Reference for VCO and PLL
Im working with a system that requires a 23.8 - 26.8 GHz VCO (HMC739LP4). During lab testing, to maintain stability I setup a phased locked loop using the divide by 16 output on the VCO, a HP frequency synthesizer as the reference, and a mini-circuits double balanced mixer as the phase detector.
This setup works great, but when I move towards the final product design, I will have to create my own stable reference ~1.45 - 1.6 GHz and move away from using a bench-top synthesizer. What are some of the common methods to create such a stable "tune-able" reference? Is this something a DDS or good DAC can accomplish? Or would it have to be more hardware based (like a crystal) to maintain true stability?
Thanks in advance,
Sami
Somewhere, someone has to provide a "golden" frequency
standard. At test you would use the test equipment set's
master 10MHz most likely, as everything else is slaved to
that. Though maybe there's higher frequency references
made available in >20GHz test gear, I wouldn't know about
that.
PLL chips that can take 10MHz to 1-2GHz are plentiful. You
might end up with a double up-conversion, 10MHz to 1.5GHz
by first XO, VCO, PLL and then 1.5GHz to 30GHz/N by a
second VCO, PLL. Seems like you have a handle on the 30GHz
prescaler. Not sure what's out there for PLLs that can take
>1GHz fRef. You might have to use a lower fRef or divide the
1.5GHz to a lower fRef while using it for your measurement
reference as well?
In order to create a stable and clean reference another PLL can be used.Because Reference Signal for PLLs is very important and they have to be produced with Ultra low Noise and Ultra Stable specifications.
I would design another PLL ( Analog Devices ) with a High Quality VCO ( Synergy Microwaves or equivalent) to get my Reference Signal.Some AD PLLs have their own VCO's..think about them too
A handy source comes from short wave stations which broadcast time beeps every second.
https://www.nist.gov/pml/time-and-fr...o-stations/wwv
Thanks all!
Very helpful. Couple of follow up questions if you don't mind.
In digikey they lumped "clock generators" with frequency synthesizers. Is there a difference for this purpose? For example, I need a 1.5MHz and 1.5 GHz reference. For 1.5 MHz there are chips for less than a dollar that input a crystal, have programmable outputs, have an incorporated PLL (Datasheet) are is specifically called a clock generator.
For the 1.5 GHz reference, there are a few chips out there which reference a crystal, internal PLL, ...etc.. but call themselves frequency synthesizers datasheet.
After looking at the data sheets, I dont see any real difference in terms of using either chip as stables references for much higher frequency VCOs. However, better to ask than to find out the hard way.
Thanks again for all the time and help,
Sami
This one is much more better for your 1.5GHz Reference.

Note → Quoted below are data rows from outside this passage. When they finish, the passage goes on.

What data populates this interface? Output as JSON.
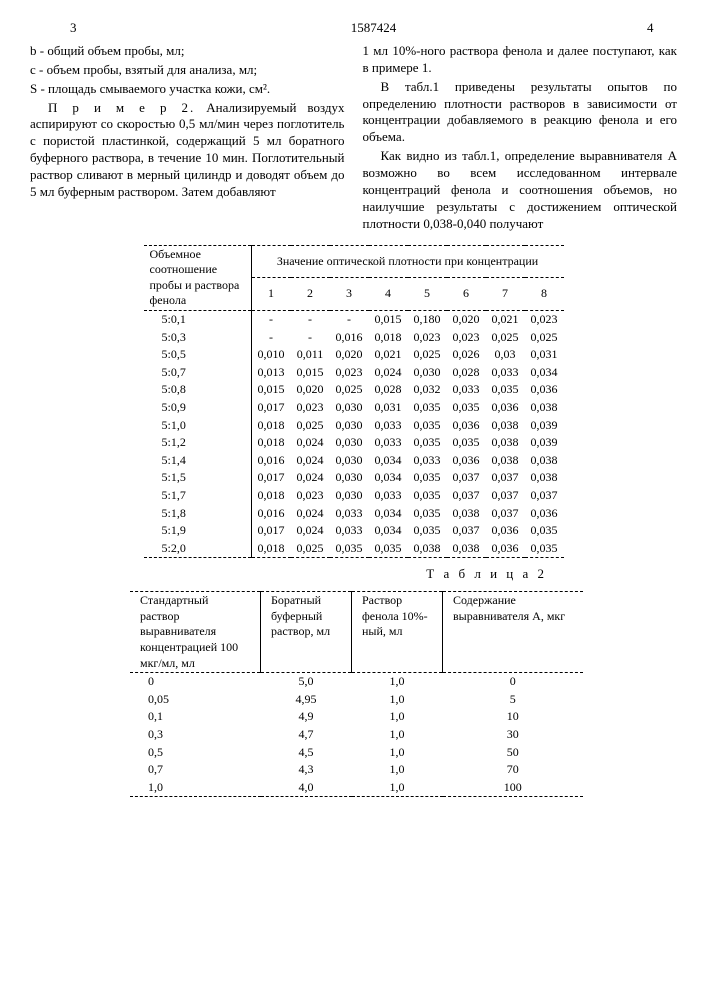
{
  "doc_number": "1587424",
  "page_left": "3",
  "page_right": "4",
  "left_col": {
    "defs": [
      "b - общий объем пробы, мл;",
      "c - объем пробы, взятый для анализа, мл;",
      "S - площадь смываемого участка кожи, см²."
    ],
    "example_label": "П р и м е р 2.",
    "example_text": "Анализируемый воздух аспирируют со скоростью 0,5 мл/мин через поглотитель с пористой пластинкой, содержащий 5 мл боратного буферного раствора, в течение 10 мин. Поглотительный раствор сливают в мерный цилиндр и доводят объем до 5 мл буферным раствором. Затем добавляют",
    "margin_5": "5",
    "margin_10": "10"
  },
  "right_col": {
    "p1": "1 мл 10%-ного раствора фенола и далее поступают, как в примере 1.",
    "p2": "В табл.1 приведены результаты опытов по определению плотности растворов в зависимости от концентрации добавляемого в реакцию фенола и его объема.",
    "p3": "Как видно из табл.1, определение выравнивателя А возможно во всем исследованном интервале концентраций фенола и соотношения объемов, но наилучшие результаты с достижением оптической плотности 0,038-0,040 получают"
  },
  "table1": {
    "header_left": "Объемное соотношение пробы и раствора фенола",
    "header_right": "Значение оптической плотности при концентрации",
    "cols": [
      "1",
      "2",
      "3",
      "4",
      "5",
      "6",
      "7",
      "8"
    ],
    "rows": [
      {
        "r": "5:0,1",
        "v": [
          "-",
          "-",
          "-",
          "0,015",
          "0,180",
          "0,020",
          "0,021",
          "0,023"
        ]
      },
      {
        "r": "5:0,3",
        "v": [
          "-",
          "-",
          "0,016",
          "0,018",
          "0,023",
          "0,023",
          "0,025",
          "0,025"
        ]
      },
      {
        "r": "5:0,5",
        "v": [
          "0,010",
          "0,011",
          "0,020",
          "0,021",
          "0,025",
          "0,026",
          "0,03",
          "0,031"
        ]
      },
      {
        "r": "5:0,7",
        "v": [
          "0,013",
          "0,015",
          "0,023",
          "0,024",
          "0,030",
          "0,028",
          "0,033",
          "0,034"
        ]
      },
      {
        "r": "5:0,8",
        "v": [
          "0,015",
          "0,020",
          "0,025",
          "0,028",
          "0,032",
          "0,033",
          "0,035",
          "0,036"
        ]
      },
      {
        "r": "5:0,9",
        "v": [
          "0,017",
          "0,023",
          "0,030",
          "0,031",
          "0,035",
          "0,035",
          "0,036",
          "0,038"
        ]
      },
      {
        "r": "5:1,0",
        "v": [
          "0,018",
          "0,025",
          "0,030",
          "0,033",
          "0,035",
          "0,036",
          "0,038",
          "0,039"
        ]
      },
      {
        "r": "5:1,2",
        "v": [
          "0,018",
          "0,024",
          "0,030",
          "0,033",
          "0,035",
          "0,035",
          "0,038",
          "0,039"
        ]
      },
      {
        "r": "5:1,4",
        "v": [
          "0,016",
          "0,024",
          "0,030",
          "0,034",
          "0,033",
          "0,036",
          "0,038",
          "0,038"
        ]
      },
      {
        "r": "5:1,5",
        "v": [
          "0,017",
          "0,024",
          "0,030",
          "0,034",
          "0,035",
          "0,037",
          "0,037",
          "0,038"
        ]
      },
      {
        "r": "5:1,7",
        "v": [
          "0,018",
          "0,023",
          "0,030",
          "0,033",
          "0,035",
          "0,037",
          "0,037",
          "0,037"
        ]
      },
      {
        "r": "5:1,8",
        "v": [
          "0,016",
          "0,024",
          "0,033",
          "0,034",
          "0,035",
          "0,038",
          "0,037",
          "0,036"
        ]
      },
      {
        "r": "5:1,9",
        "v": [
          "0,017",
          "0,024",
          "0,033",
          "0,034",
          "0,035",
          "0,037",
          "0,036",
          "0,035"
        ]
      },
      {
        "r": "5:2,0",
        "v": [
          "0,018",
          "0,025",
          "0,035",
          "0,035",
          "0,038",
          "0,038",
          "0,036",
          "0,035"
        ]
      }
    ]
  },
  "table2": {
    "caption": "Т а б л и ц а 2",
    "headers": [
      "Стандартный раствор выравнивателя концентрацией 100 мкг/мл, мл",
      "Боратный буферный раствор, мл",
      "Раствор фенола 10%-ный, мл",
      "Содержание выравнивателя А, мкг"
    ],
    "rows": [
      [
        "0",
        "5,0",
        "1,0",
        "0"
      ],
      [
        "0,05",
        "4,95",
        "1,0",
        "5"
      ],
      [
        "0,1",
        "4,9",
        "1,0",
        "10"
      ],
      [
        "0,3",
        "4,7",
        "1,0",
        "30"
      ],
      [
        "0,5",
        "4,5",
        "1,0",
        "50"
      ],
      [
        "0,7",
        "4,3",
        "1,0",
        "70"
      ],
      [
        "1,0",
        "4,0",
        "1,0",
        "100"
      ]
    ]
  }
}
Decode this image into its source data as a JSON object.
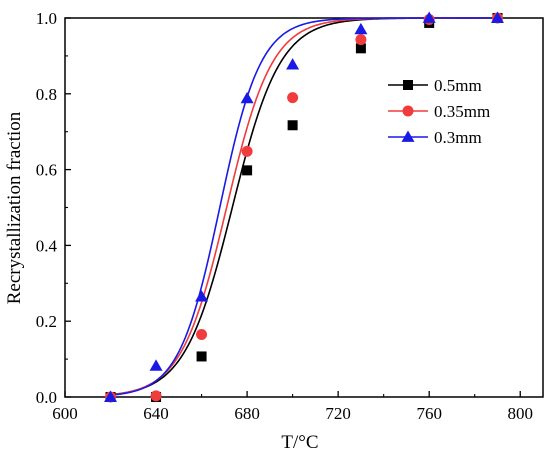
{
  "chart_data": {
    "type": "scatter",
    "xlabel": "T/°C",
    "ylabel": "Recrystallization fraction",
    "xlim": [
      600,
      810
    ],
    "ylim": [
      0.0,
      1.0
    ],
    "x_ticks": [
      "600",
      "640",
      "680",
      "720",
      "760",
      "800"
    ],
    "x_tick_values": [
      600,
      640,
      680,
      720,
      760,
      800
    ],
    "y_ticks": [
      "0.0",
      "0.2",
      "0.4",
      "0.6",
      "0.8",
      "1.0"
    ],
    "y_tick_values": [
      0.0,
      0.2,
      0.4,
      0.6,
      0.8,
      1.0
    ],
    "grid": false,
    "legend_position": "top-right",
    "series": [
      {
        "name": "0.5mm",
        "marker": "square",
        "color": "#000000",
        "x": [
          620,
          640,
          660,
          680,
          700,
          730,
          760,
          790
        ],
        "y": [
          0.0,
          0.0,
          0.107,
          0.598,
          0.717,
          0.92,
          0.987,
          1.0
        ],
        "fit": {
          "mid": 673.5,
          "width": 10.5
        }
      },
      {
        "name": "0.35mm",
        "marker": "circle",
        "color": "#f03c3c",
        "x": [
          620,
          640,
          660,
          680,
          700,
          730,
          760,
          790
        ],
        "y": [
          0.0,
          0.003,
          0.165,
          0.648,
          0.79,
          0.943,
          0.996,
          1.0
        ],
        "fit": {
          "mid": 671.0,
          "width": 10.0
        }
      },
      {
        "name": "0.3mm",
        "marker": "triangle",
        "color": "#1a1ae6",
        "x": [
          620,
          640,
          660,
          680,
          700,
          730,
          760,
          790
        ],
        "y": [
          0.0,
          0.082,
          0.265,
          0.788,
          0.877,
          0.97,
          1.0,
          1.0
        ],
        "fit": {
          "mid": 668.0,
          "width": 9.0
        }
      }
    ]
  }
}
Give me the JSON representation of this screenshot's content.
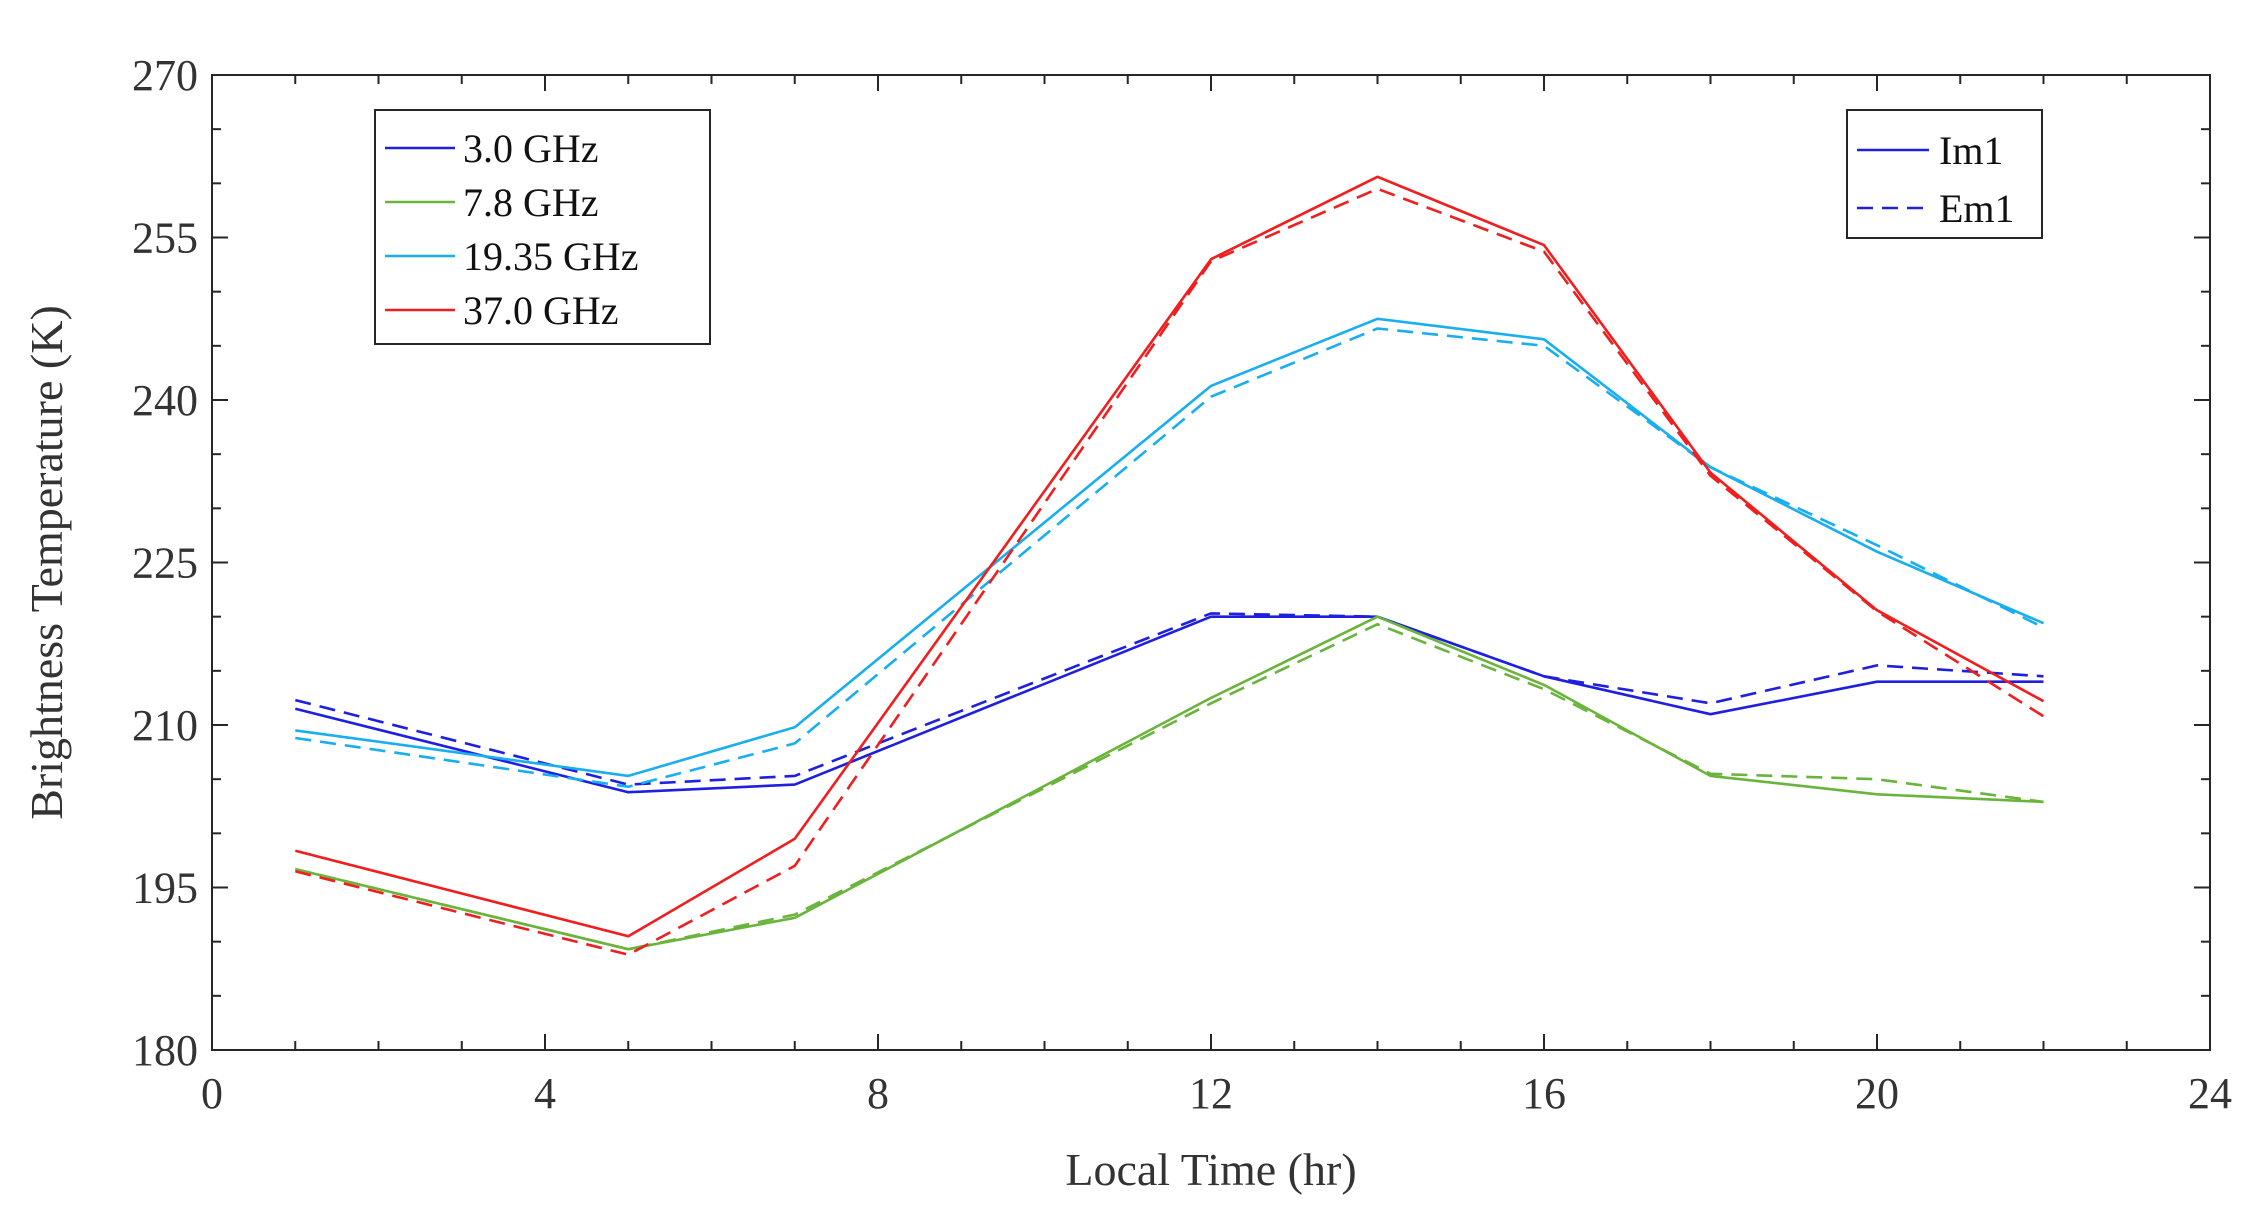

https://www.analog.com/en/products/adf4360-4.html
Thank you so much! That chip is a much better option for what I need.
Another question if you dont mind, its more of a general question about PLLs. For my lab testing I am created a kind of PLL.
I am using a HP frequency synthesizer to create my 1.5 GHz reference, a balanced mixer as my phase detector, and a 10KHz low pass filter as the loop filter. The microcontroller samples the PLL output and adjusts the VCO accordingly.
Since I am using a balanced mixer as my phase detector, the filtered down converted spectrum contains the difference frequency between the ref and VCO output, usually a signal in the mHz to 10Hz range. That makes sense to me, and its how i maintain stability, by keeping that frequency as close to zero as possible.
How do these chip sets perform their internal PLL? Do they too use a microcontroller or digital circuitry like the example above? Or is there a much more elegant analog solution to maintaining loop stability?
Bonus question:
If I am using a mixer topology like above, will I ever see a DC offset on the output? If my loop filter has a low enough cut off to attenuate (ref - VCO) I can't get my loop to work. But if i set the filter high enough to keep that mHz - 10 Hz signal, i can get my loop to stabilize. I will freely admit, user error here is very likely.
Thanks in advance,
Sami
you are not asking the right question. anyone can slap a junk signal source onto your board, and it will lock up. But what PHASE NOISE at the 23 GHz output does your system require? Because whatever clock phase noise you input at 1.5 GHz, will get multiplied to become at least by 20 LOG 16 worse at 23 GHz.
That's part of what we aim to figure out during bench top testing. Thankfully we aren't doing anything too fancy: Exciting two CW tones, 24 and 24.25 GHz and looking for the intermodulation product 24.05 GHz. Most of these clock generating chips boast phase noises <-100 dBc 1Mhz away from the carrier, so it seems having my two tones 25 MHz apart shouldn't cause too much of an issue? Then again, I'm fairly new to frequency generation, up till now I've gotten to rely on nice test measurement equipment.
Thanks,
Sami